The other cofounder participating in this accelerator with him remained in Europe over that period. Steve flew back from Australia to Italy when the program reconvened in the New Year. There was a new focus on getting the PowerPoint presentations, business plans, 5-year financial projections, and pitch presentations ready. The mentoring schedules were not as intense as the first six weeks of the program. Instead of two to four mentors coming in each week in the first six weeks, now only one mentor would come in on a weekly basis in the second half of the program.

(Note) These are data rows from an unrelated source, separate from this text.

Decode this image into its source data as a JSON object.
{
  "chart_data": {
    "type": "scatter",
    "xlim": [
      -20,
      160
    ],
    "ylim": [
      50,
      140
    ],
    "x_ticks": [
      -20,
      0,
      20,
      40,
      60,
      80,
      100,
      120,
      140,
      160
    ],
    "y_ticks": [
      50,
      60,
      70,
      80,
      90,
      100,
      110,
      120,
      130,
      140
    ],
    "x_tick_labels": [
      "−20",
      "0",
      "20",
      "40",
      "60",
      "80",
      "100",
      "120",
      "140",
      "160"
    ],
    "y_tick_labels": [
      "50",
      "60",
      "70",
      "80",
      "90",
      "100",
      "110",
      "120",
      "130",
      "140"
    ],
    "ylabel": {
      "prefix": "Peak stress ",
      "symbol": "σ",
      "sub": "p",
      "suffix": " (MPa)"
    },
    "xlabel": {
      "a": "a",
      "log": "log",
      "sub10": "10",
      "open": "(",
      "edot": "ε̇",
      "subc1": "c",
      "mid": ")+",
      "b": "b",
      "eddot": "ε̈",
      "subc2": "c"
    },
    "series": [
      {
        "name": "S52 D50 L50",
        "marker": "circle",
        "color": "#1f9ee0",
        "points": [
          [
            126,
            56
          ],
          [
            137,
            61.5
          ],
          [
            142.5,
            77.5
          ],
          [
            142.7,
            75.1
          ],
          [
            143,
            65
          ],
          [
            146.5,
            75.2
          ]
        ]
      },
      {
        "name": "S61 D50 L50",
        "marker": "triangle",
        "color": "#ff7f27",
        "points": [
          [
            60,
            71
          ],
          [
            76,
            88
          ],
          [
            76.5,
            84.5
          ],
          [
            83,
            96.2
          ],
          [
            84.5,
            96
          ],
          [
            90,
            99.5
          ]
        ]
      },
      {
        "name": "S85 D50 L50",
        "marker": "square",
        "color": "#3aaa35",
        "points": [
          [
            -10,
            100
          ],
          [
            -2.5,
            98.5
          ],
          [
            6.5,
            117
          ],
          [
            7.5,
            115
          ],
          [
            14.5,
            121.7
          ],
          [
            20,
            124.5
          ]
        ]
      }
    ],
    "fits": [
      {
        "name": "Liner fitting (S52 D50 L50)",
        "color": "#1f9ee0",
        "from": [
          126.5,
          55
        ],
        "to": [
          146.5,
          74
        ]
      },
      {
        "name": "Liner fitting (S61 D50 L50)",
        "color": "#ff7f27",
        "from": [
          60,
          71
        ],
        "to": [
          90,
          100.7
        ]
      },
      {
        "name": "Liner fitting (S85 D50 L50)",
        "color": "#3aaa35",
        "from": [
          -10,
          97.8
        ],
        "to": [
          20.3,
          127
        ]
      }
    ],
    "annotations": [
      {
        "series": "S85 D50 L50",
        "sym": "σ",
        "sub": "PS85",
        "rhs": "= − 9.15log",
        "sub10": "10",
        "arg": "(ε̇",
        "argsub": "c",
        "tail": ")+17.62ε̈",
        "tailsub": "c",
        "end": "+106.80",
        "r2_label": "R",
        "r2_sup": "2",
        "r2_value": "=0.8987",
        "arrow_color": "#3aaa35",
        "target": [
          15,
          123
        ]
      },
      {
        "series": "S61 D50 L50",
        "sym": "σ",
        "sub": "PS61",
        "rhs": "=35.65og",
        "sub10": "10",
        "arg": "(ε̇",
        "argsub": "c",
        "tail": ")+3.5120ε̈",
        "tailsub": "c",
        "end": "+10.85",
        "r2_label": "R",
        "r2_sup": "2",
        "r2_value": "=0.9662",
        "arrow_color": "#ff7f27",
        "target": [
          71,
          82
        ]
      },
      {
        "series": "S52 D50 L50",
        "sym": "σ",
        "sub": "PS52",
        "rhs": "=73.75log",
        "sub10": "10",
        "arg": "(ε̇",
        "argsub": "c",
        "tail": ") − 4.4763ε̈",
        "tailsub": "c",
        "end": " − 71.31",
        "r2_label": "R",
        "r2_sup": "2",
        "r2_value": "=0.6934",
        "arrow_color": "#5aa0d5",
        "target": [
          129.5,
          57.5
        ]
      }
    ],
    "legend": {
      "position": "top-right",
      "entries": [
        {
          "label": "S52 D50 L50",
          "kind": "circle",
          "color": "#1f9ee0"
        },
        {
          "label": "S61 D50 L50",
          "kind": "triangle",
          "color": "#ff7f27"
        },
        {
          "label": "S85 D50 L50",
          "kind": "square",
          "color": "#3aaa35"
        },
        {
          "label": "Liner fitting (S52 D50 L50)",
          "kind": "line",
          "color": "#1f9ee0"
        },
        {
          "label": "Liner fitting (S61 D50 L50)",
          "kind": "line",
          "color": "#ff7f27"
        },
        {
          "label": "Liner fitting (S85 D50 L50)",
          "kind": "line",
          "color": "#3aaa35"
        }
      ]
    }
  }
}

The second part of the program was also far less structured, with many teams travelling all over Europe at different times to meet with interested customers, partners or investors. During this part of the program, the co-working space was only half full. The teams were often left to themselves most of the week in the co-working space to work on getting traction, on the PowerPoint presentations for demo day, on the business plan, on the financial projections or on preparing the pitch for demo day.
The Accelerator program managers would come around every couple of hours, to have a look at the progress of these activities to offer advice and of course correct those going down the wrong path. In Steve’s opinion, one of the most valuable sessions of the IoT accelerator was the “Intro to capital markets presentation” delivered over three hours by an experienced Corporate Investment banker. The presentation discussed in detail issues such as how to develop an effective story for fundraising, how to approach the investment community, ideal funding and growth roadmaps, go to market strategies in the context of fundraising, types of investors to target and the funding market landscape. Steve found the session extremely valuable, not necessarily for learning any new groundbreaking content, but getting the nuances and distinctions from an Investment banker with over 30 years’ experience investing in startup and companies around the world on behalf of Deutsche Bank. This was the type of learning he could not have derived from a textbook.